I would be a bright, hard-working, outgoing and reliable intern. An internship with you is of great interest to me, and I look forward to hearing from you soon.

Yours sincerely,
(name)
Ausgezeichnet. (: Ich würde dich mieten.
Bitte korrigiert mein Deutsch. Ich bin noch Anfänger. (:

Keswick
English Legend
Beiträge: 4800
Registriert: 30. Jul 2008 11:20
Muttersprache: Deutsch
Wohnort: Borough of Gateshead

Beitrag von Keswick »

Kliapatra, may I be so bold and let you know that the German word "mieten" is only used for vehicles and properties. In this context the word "anstellen" would be correct :wink: .
Bitte keine Korrektur- / Erklärungsanfragen per PN.
British English (BE) Sprecher.

Sarah112
Bilingual Newbie
Beiträge: 5
Registriert: 17. Feb 2009 18:41
Muttersprache: German

Beitrag von Sarah112 »

haha thanks so much!!!

Kliapatra
Tongue Twister
Beiträge: 25
Registriert: 3. Feb 2009 22:17
Muttersprache: American English
Wohnort: Connecticut/Massachusetts, USA

Beitrag von Kliapatra »

Haha, thanks, Keswick. That's what my signature is for. :uppy:
Bitte korrigiert mein Deutsch.
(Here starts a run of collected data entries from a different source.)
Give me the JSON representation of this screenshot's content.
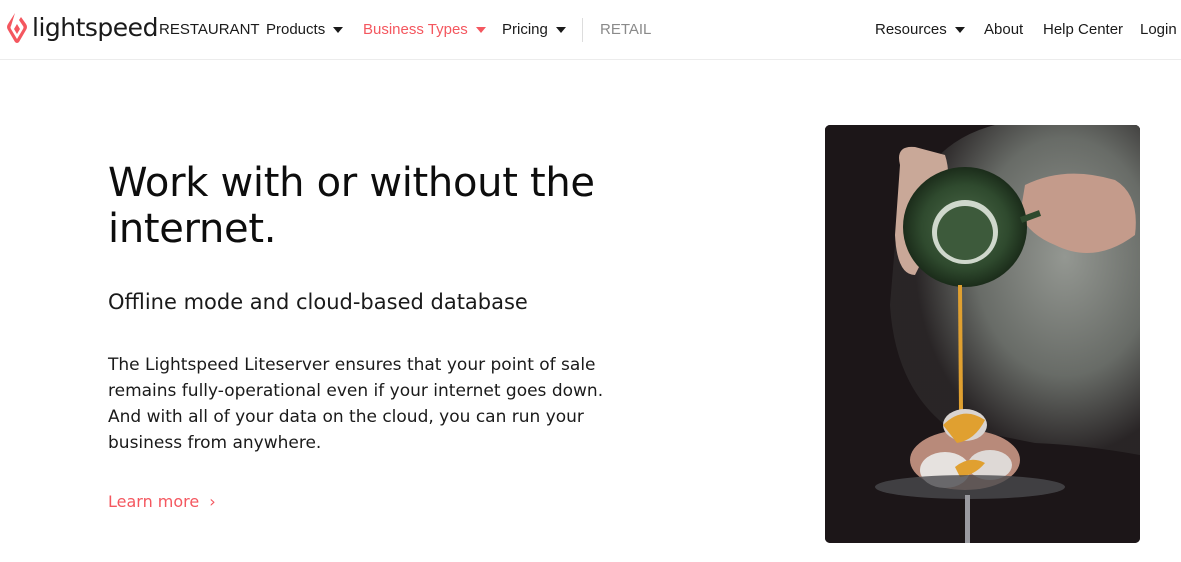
{
  "brand": {
    "name": "lightspeed",
    "accent_color": "#f4575f"
  },
  "nav": {
    "left": [
      {
        "label": "RESTAURANT",
        "dropdown": false,
        "state": "normal"
      },
      {
        "label": "Products",
        "dropdown": true,
        "state": "normal"
      },
      {
        "label": "Business Types",
        "dropdown": true,
        "state": "active"
      },
      {
        "label": "Pricing",
        "dropdown": true,
        "state": "normal"
      },
      {
        "label": "RETAIL",
        "dropdown": false,
        "state": "muted"
      }
    ],
    "right": [
      {
        "label": "Resources",
        "dropdown": true
      },
      {
        "label": "About",
        "dropdown": false
      },
      {
        "label": "Help Center",
        "dropdown": false
      },
      {
        "label": "Login",
        "dropdown": false
      }
    ]
  },
  "hero": {
    "title": "Work with or without the internet.",
    "subtitle": "Offline mode and cloud-based database",
    "body": "The Lightspeed Liteserver ensures that your point of sale remains fully-operational even if your internet goes down. And with all of your data on the cloud, you can run your business from anywhere.",
    "cta_label": "Learn more",
    "cta_icon": "chevron-right-icon",
    "image_alt": "Person pouring orange sauce from a green cup onto sugar-dusted pastries"
  }
}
Ich bin noch Anfänger. (:

Keswick
English Legend
Beiträge: 4800
Registriert: 30. Jul 2008 11:20
Muttersprache: Deutsch
Wohnort: Borough of Gateshead

Beitrag von Keswick »

Yes that's why I thought I let you know. By the way "einstellen" would be an option, too.
Bitte keine Korrektur- / Erklärungsanfragen per PN.
British English (BE) Sprecher.

Sarah112
Bilingual Newbie
Beiträge: 5
Registriert: 17. Feb 2009 18:41
Muttersprache: German

Beitrag von Sarah112 »

Ich meld mich noch mal zu wort :) und wollte fragen, ob du dir sicher bist, mit den ganzen Kommata? Irgendwie bringen uns die Lehrer immer bei, möglichst wenige Kommata im Englischen zu verwenden?! :)

Keswick
English Legend
Beiträge: 4800
Registriert: 30. Jul 2008 11:20
Muttersprache: Deutsch
Wohnort: Borough of Gateshead

Beitrag von Keswick »

Das Englische hat ebenso Kommaregeln wie das Deutsche. Also insofern dein Lehrer nicht begruenden kann, wo man Kommas braucht und wo nicht, solltest du dich an die englischen Kommregeln halten.
Bitte keine Korrektur- / Erklärungsanfragen per PN.
British English (BE) Sprecher.

Sarah112
Bilingual Newbie
Beiträge: 5
Registriert: 17. Feb 2009 18:41
Muttersprache: German

Beitrag von Sarah112 »

Ja natürlich :).
Ich wollte nur noch mal wissen, ob wirklich ÜBERALL, wo kliapatra es verbessert hat, auch kommata hingehören ;).